The role of working memory and declarative memory in trace conditioning

Abstract

Translational assays of cognition that are similarly implemented in both lower and higher-order species, such as rodents and primates, provide a means to reconcile preclinical modeling of psychiatric neuropathology and clinical research. To this end, Pavlovian conditioning has provided a useful tool for investigating cognitive processes in both lab animal models and humans. This review focuses on trace conditioning, a form of Pavlovian conditioning typified by the insertion of a temporal gap (i.e., trace interval) between presentations of a conditioned stimulus (CS) and an unconditioned stimulus (US). This review aims to discuss pre-clinical and clinical work investigating the mnemonic processes recruited for trace conditioning. Much work suggests that trace conditioning involves unique neurocognitive mechanisms to facilitate formation of trace memories in contrast to standard Pavlovian conditioning. For example, the hippocampus and prefrontal cortex (PFC) appear to play critical roles in trace conditioning. Moreover, cognitive mechanistic accounts in human studies suggest that working memory and declarative memory processes are engaged to facilitate formation of trace memories. The aim of this review is to integrate cognitive and neurobiological accounts of trace conditioning from preclinical and clinical studies to examine involvement of working and declarative memory.
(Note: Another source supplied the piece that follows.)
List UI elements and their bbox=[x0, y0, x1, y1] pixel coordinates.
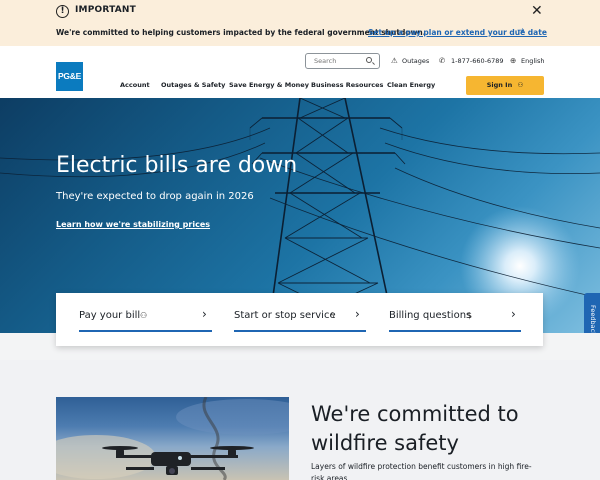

Keywords: Declarative memory; Hippocampus; Medial prefrontal cortex; Pavlovian; Trace conditioning; Working memory.

Fig. 1

Temporal arrangement of stimuli in delay and trace conditioning paradigms (a) delay conditioning occurs when there is a delay between CS onset and US onset, but the CS and US co-terminate and (b) trace conditioning occurs when the CS and US are not contiguous. The CS is followed by a trace interval prior to presentation of the US.

Fig. 2

Hypothetical schematic of brain regions recruited during eyeblink and fear conditioning paradigms. Black arrows indicate projections involved when stimuli are contiguous (delay conditioning). Regions in blue depict core circuitry required for trace and delay conditioning. During eyeblink conditioning auditory sensory information is passed via cochlear nucleus to thalamus (Th), pontine nuclei (Pn), and then Cerebellum (Cer) (Halverson et al., 2008). Critical plasticity occurs within interpositus nucleus of the Cer, mediating CR’s (Steinmetz et al., 1986). During fear conditioning CS and US is sent from thalamus to the amygdala where fear memories are encoded (Kim, Rison, & Fanselow, 1993; LeDoux et al., 1990). The amygdala (Amy) is also critical for mediating CR’s (Phillips & LeDoux, 1992) (additional supporting literature is found in Section 1.1). Red arrows indicate theoretical information flow between regions recruited during trace conditioning. Orange regions indicate brain areas engaged during trace conditioning. During trace conditioning information may pass from the hippocampus via monosynaptic projections to the mPFC. Importantly, the mPFC projects to areas critical for learning-related plasticity, including the Amy (fear conditioning) and Pn, which provides direct input to the Cer (eyeblink conditioning). Thus, while core circuitry differs between fear and eyeblink conditioning, trace conditioning may recruit overlapping neural substrates to support learning. (A) Trace Fear Conditioning: The CS is processed and relayed to the mPFC via thalamic inputs. CS representation may be maintained within the mPFC via sustained neural activation. The dorsal hippocampus receives sensory information from the entorhinal cortex (EC) and processes CS-US temporal information. Direct connections between ventral hippocampus (VH) and amygdala may play an important role in trace fear expression. mPFC and VH signaling converge on amygdala (Amy). (B) Trace Eyeblink Conditioning: CS information is relayed via the Th to the mPFC. The hippocampus may encode and send temporal CS-US information to the mPFC and maintains sustained activation during trace interval. Finally, mPFC may relay CS information to Cer facilitating CS-US plasticity within the Cer (supporting literature is found in Sections 2 and 3).

Fig. 3

Schematic of neural activity patterns observed during trace interval, PFC (Blue) and hippocampus (Orange). Pre-clinical and clinical data suggest differing roles for the PFC and hippocampus in trace conditioning. The PFC shows working memory-like sustained activity across the trace interval. In contrast, the hippocampus shows learning-related changes in activation to the CS and US, suggesting that the hippocampus processes CS-US temporal information (Haritha et al., 2012; Gilmartin & McEchron, 2005a; Knight et al., 2004; Gilmartin & McEchron, 2005b).